Das Leben unter extremen Bedingungen ist begleitet von einer Vielzahl an Stressoren, Im Allgemeinen unterscheidet man zwischen physiologischen Stressoren (z.B. Schwerelosigkeit, fehlendes Sonnenlicht) und psychischen Stressoren (z.B. Isolation). Aus einer Vielzahl von Studien der vergangenen Jahre sind die negativen Effekte von Stress auf die mentale Gesundheit und die kognitive Leistungsfähigkeit, beides Faktoren die für den Erfolg und die Sicherheit einer Langzeitmission von Bedeutung sind, bekannt geworden.
Nichtsdestotrotz bleiben viele Fragen bezüglich der Ursachen neurokognitiver Leistungsfähigkeit unbeantwortet, was sicherlich zum Großteil, zumindest aus neurophysiologischer Sicht, auf die Schwierigkeit der Nutzung bildgebender Verfahren unter solch extremen Bedingungen zurückzuführen ist. Darüberhinaus muss die Reliabilität und Validität bisheriger Testverfahren zur Erfassung (neuro-)kognitiver Prozesse im Zuge von Langzeitmissionen neu überdacht werden. Gegenwärtig tendiert man zur Entwicklung sogenannter eingebundener (embedded) Testverfahren, also Testverfahren, die in den Rahmen operationaler Anwendungen integriert werden und damit vor allem die Compliance der untersuchten Crewmitglieder erhöhen.
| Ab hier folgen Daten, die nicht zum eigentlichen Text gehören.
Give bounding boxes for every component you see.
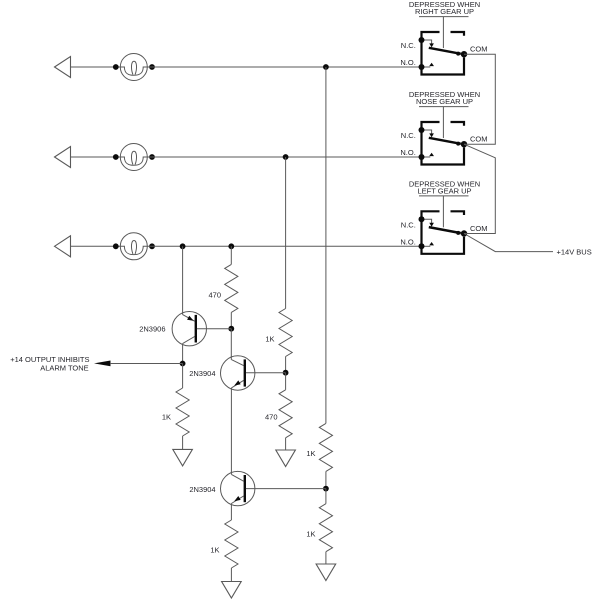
wire R470b to ground: [285, 438, 287, 450]
switch S2 plunger: [442, 107, 444, 138]
resistor R1Kb (1K): [176, 388, 189, 436]
svg-text:COM: COM: [470, 45, 488, 54]
wire node down to Q2 collector: [230, 329, 232, 360]
svg-text:1K: 1K: [306, 449, 315, 458]
node: row3 / Q1 emitter junction: [180, 243, 186, 249]
wire Q2 emitter down to Q3 collector: [230, 388, 232, 475]
svg-text:1K: 1K: [162, 413, 171, 422]
transistor Q3 2N3904: [221, 471, 255, 505]
wire R1Ke to ground: [230, 568, 232, 582]
label S1 underline: [419, 16, 469, 18]
wire junction to R1Kb: [182, 364, 184, 389]
switch S2 lever: [429, 138, 461, 144]
svg-text:N.C.: N.C.: [401, 131, 416, 140]
switch S1 lever: [429, 48, 461, 54]
node: row1 / bus junction: [323, 64, 329, 70]
switch S1 N.C. terminal: [419, 37, 425, 43]
svg-text:N.C.: N.C.: [401, 220, 416, 229]
switch S2 N.O. contact: [422, 156, 431, 158]
wire row 3 left: [71, 245, 121, 247]
ground G4: [222, 582, 242, 599]
resistor R1Kc (1K): [319, 423, 332, 471]
node: row2 lamp right dot: [149, 154, 155, 160]
resistor R1Kd (1K): [319, 504, 332, 552]
transistor Q1 2N3906: [172, 312, 206, 346]
switch S3 plunger: [442, 196, 444, 227]
switch S2 COM terminal: [461, 141, 467, 147]
node: row3 / R470a junction: [228, 243, 234, 249]
label S3 underline: [419, 195, 469, 197]
wire row3 to Q1 emitter: [182, 246, 184, 314]
svg-text:2N3906: 2N3906: [139, 324, 165, 333]
svg-text:N.C.: N.C.: [401, 41, 416, 50]
switch S3 lever: [429, 227, 461, 233]
indicator arrow row 1: [55, 57, 71, 78]
svg-text:2N3904: 2N3904: [189, 485, 215, 494]
wire node to R1Kd: [325, 489, 327, 504]
switch S2 N.C. actuator: [422, 130, 432, 134]
svg-text:1K: 1K: [210, 546, 219, 555]
wire row 1 left: [71, 66, 121, 68]
switch S1 plunger: [442, 17, 444, 48]
wire Q1 collector down: [182, 344, 184, 364]
node: row1 lamp left dot: [113, 64, 119, 70]
node: row1 lamp right dot: [149, 64, 155, 70]
wire row 1 right: [147, 66, 421, 68]
wire R470a to Q1 base node: [230, 312, 232, 328]
switch S3 N.C. actuator: [422, 219, 432, 223]
switch S2 N.O. terminal: [419, 154, 425, 160]
node: Q2 base junction: [283, 370, 289, 376]
wire R1Kc to Q3 base node: [325, 471, 327, 488]
wire output arrow to junction: [110, 363, 183, 365]
wire row2 down to R1Ka: [285, 157, 287, 309]
lamp DS2: [120, 144, 147, 171]
wire COM1 to COM2: [464, 54, 495, 144]
label S2 underline: [419, 106, 469, 108]
wire row 3 right: [147, 245, 421, 247]
node: row2 / R2 branch junction: [283, 154, 289, 160]
switch S3 N.O. terminal: [419, 243, 425, 249]
wire row3 down to R470a: [230, 246, 232, 264]
resistor R470b (470): [279, 390, 292, 438]
svg-text:NOSE GEAR UP: NOSE GEAR UP: [416, 97, 473, 106]
switch S2 N.C. terminal: [419, 127, 425, 133]
switch S3 COM terminal: [461, 230, 467, 236]
svg-text:1K: 1K: [306, 530, 315, 539]
svg-text:LEFT GEAR UP: LEFT GEAR UP: [417, 186, 471, 195]
ground G3: [316, 564, 336, 581]
resistor R1Ka (1K): [279, 309, 292, 357]
ground G1: [173, 449, 193, 466]
resistor R1Ke (1K): [225, 520, 238, 568]
svg-text:N.O.: N.O.: [400, 148, 415, 157]
wire COM2 to COM3: [464, 144, 495, 233]
svg-text:N.O.: N.O.: [400, 58, 415, 67]
wire R1Kb to ground: [182, 436, 184, 449]
switch S1 N.O. contact: [422, 66, 431, 68]
svg-text:470: 470: [208, 290, 221, 299]
node: Q3 base junction: [323, 486, 329, 492]
wire node to R470b: [285, 373, 287, 390]
svg-text:470: 470: [265, 413, 278, 422]
svg-text:ALARM TONE: ALARM TONE: [40, 363, 89, 372]
wire Q3 emitter to R1Ke: [230, 504, 232, 521]
wire Q1 base to node: [197, 328, 231, 330]
switch S3 N.O. contact: [422, 245, 431, 247]
switch S1 body: [422, 32, 465, 75]
switch S3 N.C. terminal: [419, 216, 425, 222]
svg-text:RIGHT GEAR UP: RIGHT GEAR UP: [415, 7, 474, 16]
lamp DS3: [120, 233, 147, 260]
wire Q3 base to node: [246, 488, 326, 490]
switch S1 N.O. terminal: [419, 64, 425, 70]
node: row3 lamp left dot: [113, 243, 119, 249]
svg-text:+14V BUS: +14V BUS: [557, 247, 592, 256]
svg-text:1K: 1K: [265, 334, 274, 343]
wire row 2 left: [71, 156, 121, 158]
wire Q2 base to node: [246, 372, 286, 374]
switch S3 body: [422, 211, 465, 254]
wire R1Ka to Q2 base node: [285, 357, 287, 373]
resistor R470a (470): [225, 264, 238, 312]
node: row3 lamp right dot: [149, 243, 155, 249]
switch S1 COM terminal: [461, 51, 467, 57]
wire row1 down to R1Kc: [325, 67, 327, 423]
ground G2: [276, 450, 296, 467]
svg-text:COM: COM: [470, 224, 488, 233]
indicator arrow row 3: [55, 236, 71, 257]
wire row 2 right: [147, 156, 421, 158]
switch S1 N.C. actuator: [422, 40, 432, 44]
node: row2 lamp left dot: [113, 154, 119, 160]
wire COM3 to +14V bus: [464, 234, 553, 252]
svg-text:COM: COM: [470, 135, 488, 144]
node: alarm output junction: [180, 361, 186, 367]
switch S2 body: [422, 122, 465, 165]
lamp DS1: [120, 54, 147, 81]
alarm output arrow: [94, 361, 111, 367]
node: Q1 base junction: [228, 326, 234, 332]
svg-text:N.O.: N.O.: [400, 237, 415, 246]
transistor Q2 2N3904: [221, 356, 255, 390]
indicator arrow row 2: [55, 147, 71, 168]
svg-text:2N3904: 2N3904: [189, 369, 215, 378]
wire R1Kd to ground: [325, 552, 327, 564]
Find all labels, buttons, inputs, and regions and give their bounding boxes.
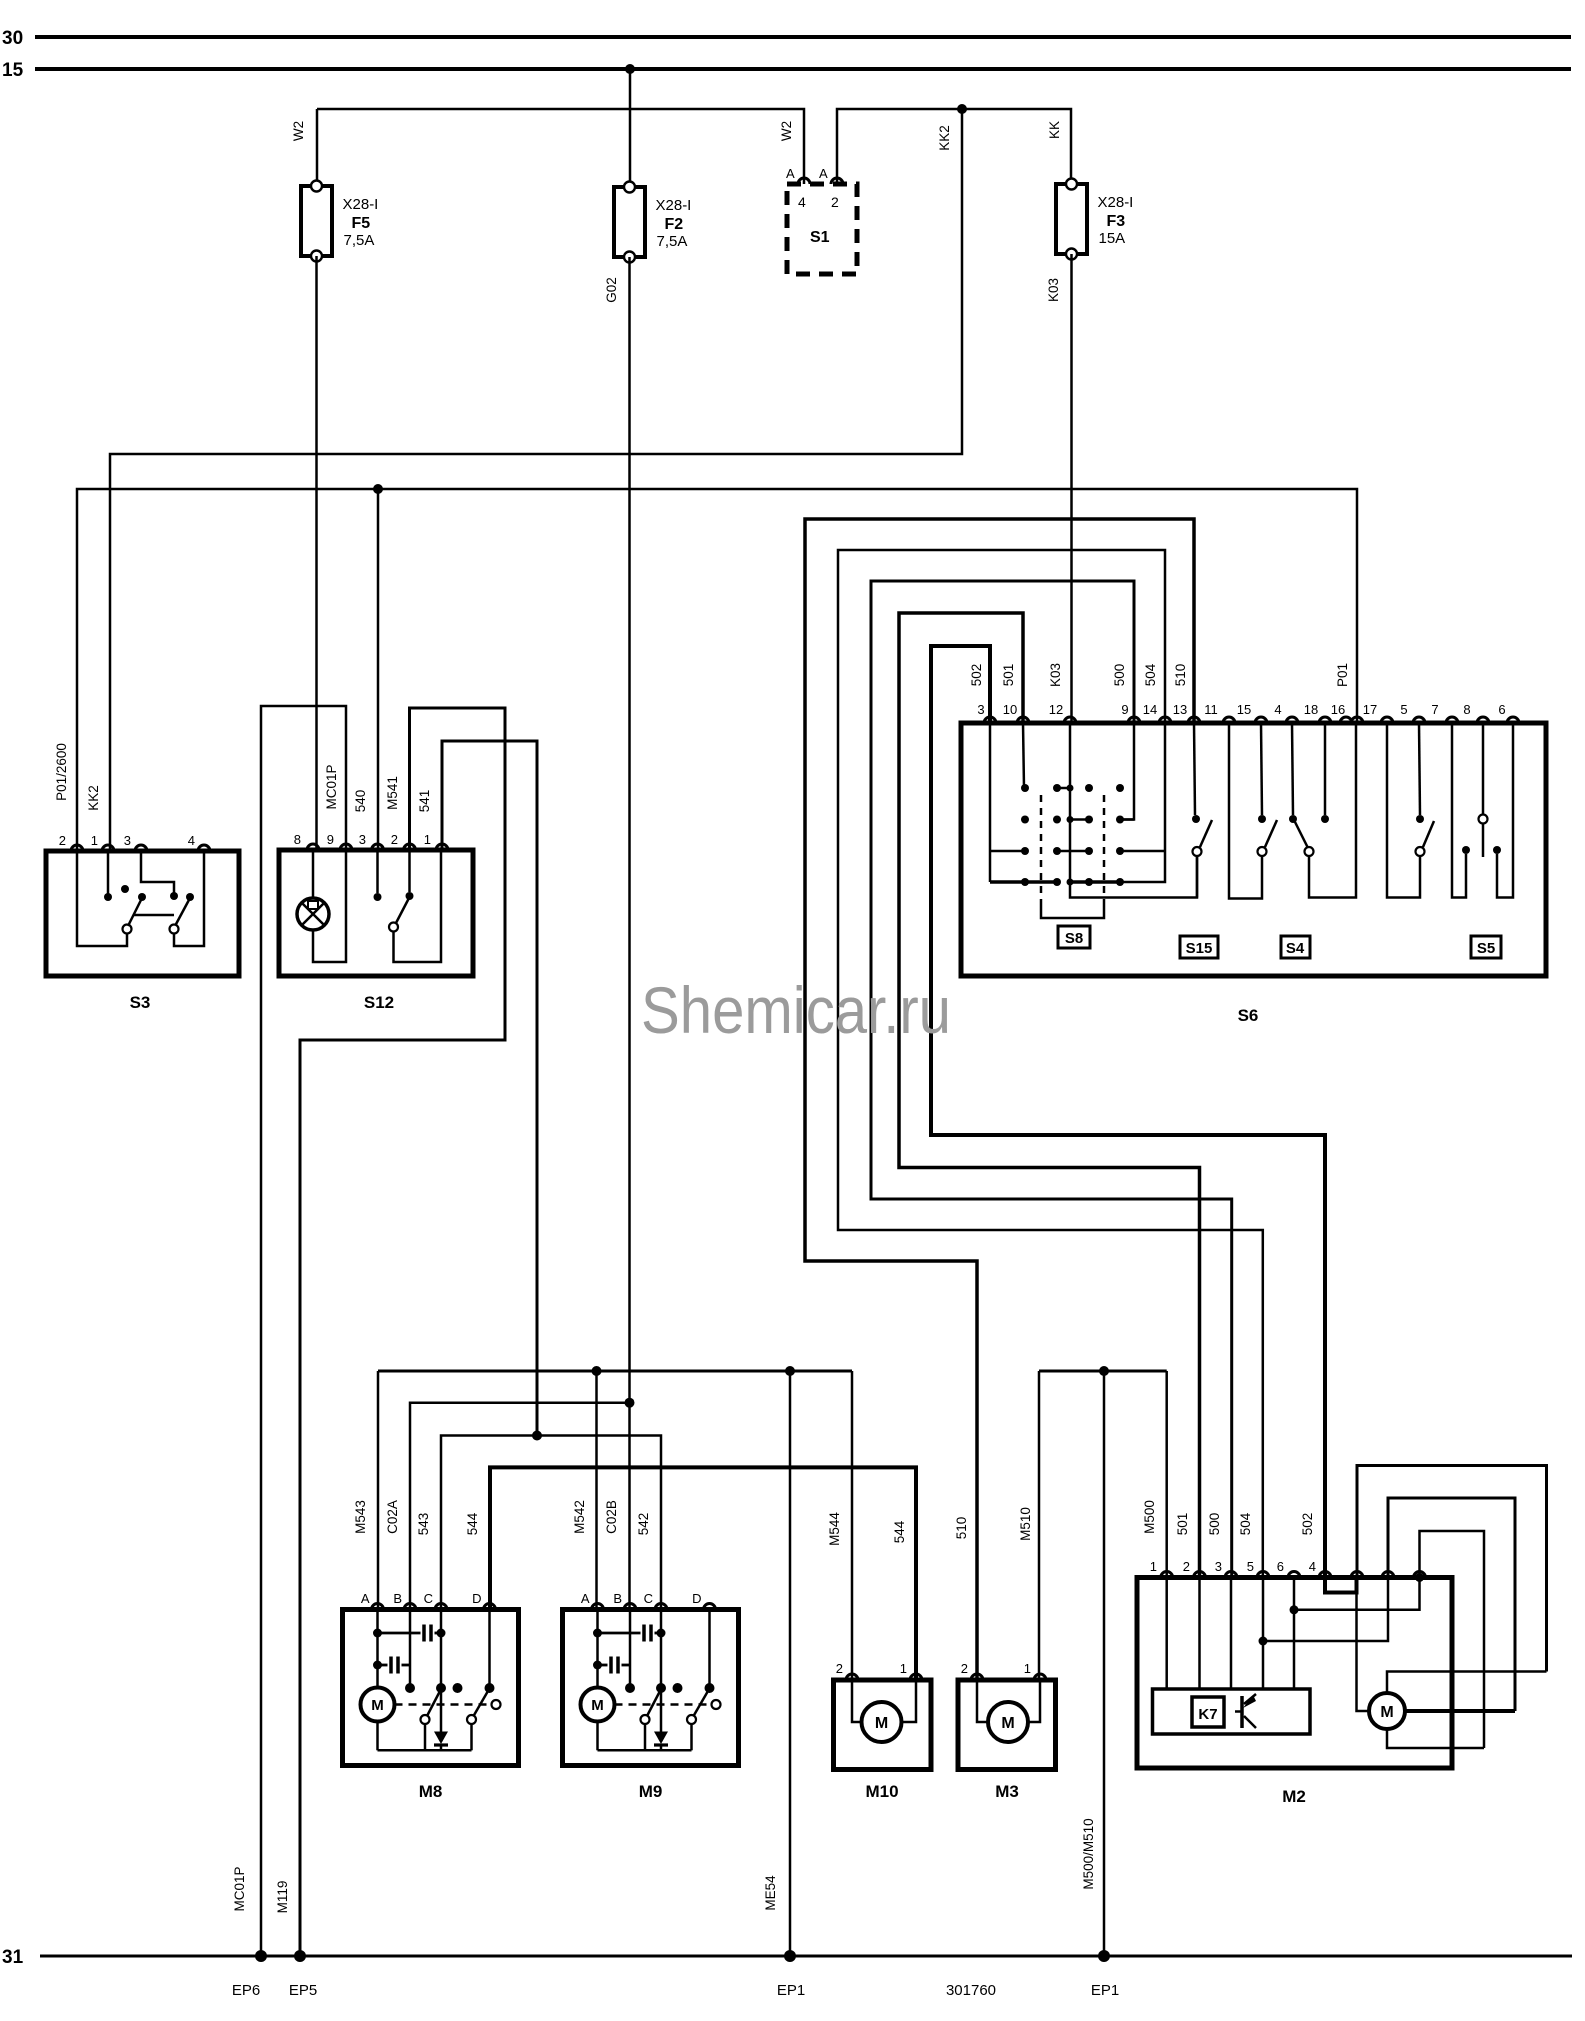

Basierend auf diesen Überlegungen wird eine Serie von Experimenten durchgeführt, die sich im Rahmen der experimentellen Möglichkeiten auf der ISS an den o.g. Vorgaben orientieren. Das gegenwärtig von der russischen Besatzung auf der ISS durchgeführte ‚Soyuz Docking Manöver Training’ eignet sich hervorragend für ein solches, eingebettetes Testverfahren bei dem operationale Aspekte im Vordergrund stehen. Es soll in drei Studien untersucht werden, ob (1) mithilfe von gängigen bildgebenden Verfahren (EEG in Kombination mit quellenbasierter Elektrotomographie) neurokognitive Marker (P300) beim Docking Manöver Training abzubilden sind und diese mit der Qualität des Docking korrelieren, (2) diese Marker und die Qualität des Dockings durch Stress beeinflusst werden und (3) ein adäquates Sport- und Bewegungsprogramm etwaigen negativen Effekten entgegenwirken kann und – wie allgemein angenommen – sich positiv auf die Konzentrations- und Aufmerksamkeitsfähigkeit auswirkt.
Die Verwendung und Weiterentwicklung aktueller Technologien, die es ermöglichen selbst unter extremen Umweltbedingungen neurokognitive Prozesse, als auch deren Abhängigkeit von Stress und adäquaten Gegenmaßnahmen abzubilden, werden es nicht nur ermöglichen die Auswirkungen von Stress auf die mentale Gesundheit besser zu verstehen und im Kontext der gegenwärtigen, gesamtgesellschaftlich hochrelevanten neurokognitiven Forschung zu verorten, sondern auch adäquate Gegenmaßnahmen zu entwickeln, die zu einer Verbesserung der Sicherheit und des Erfolgs einer Langzeitmission beitragen können.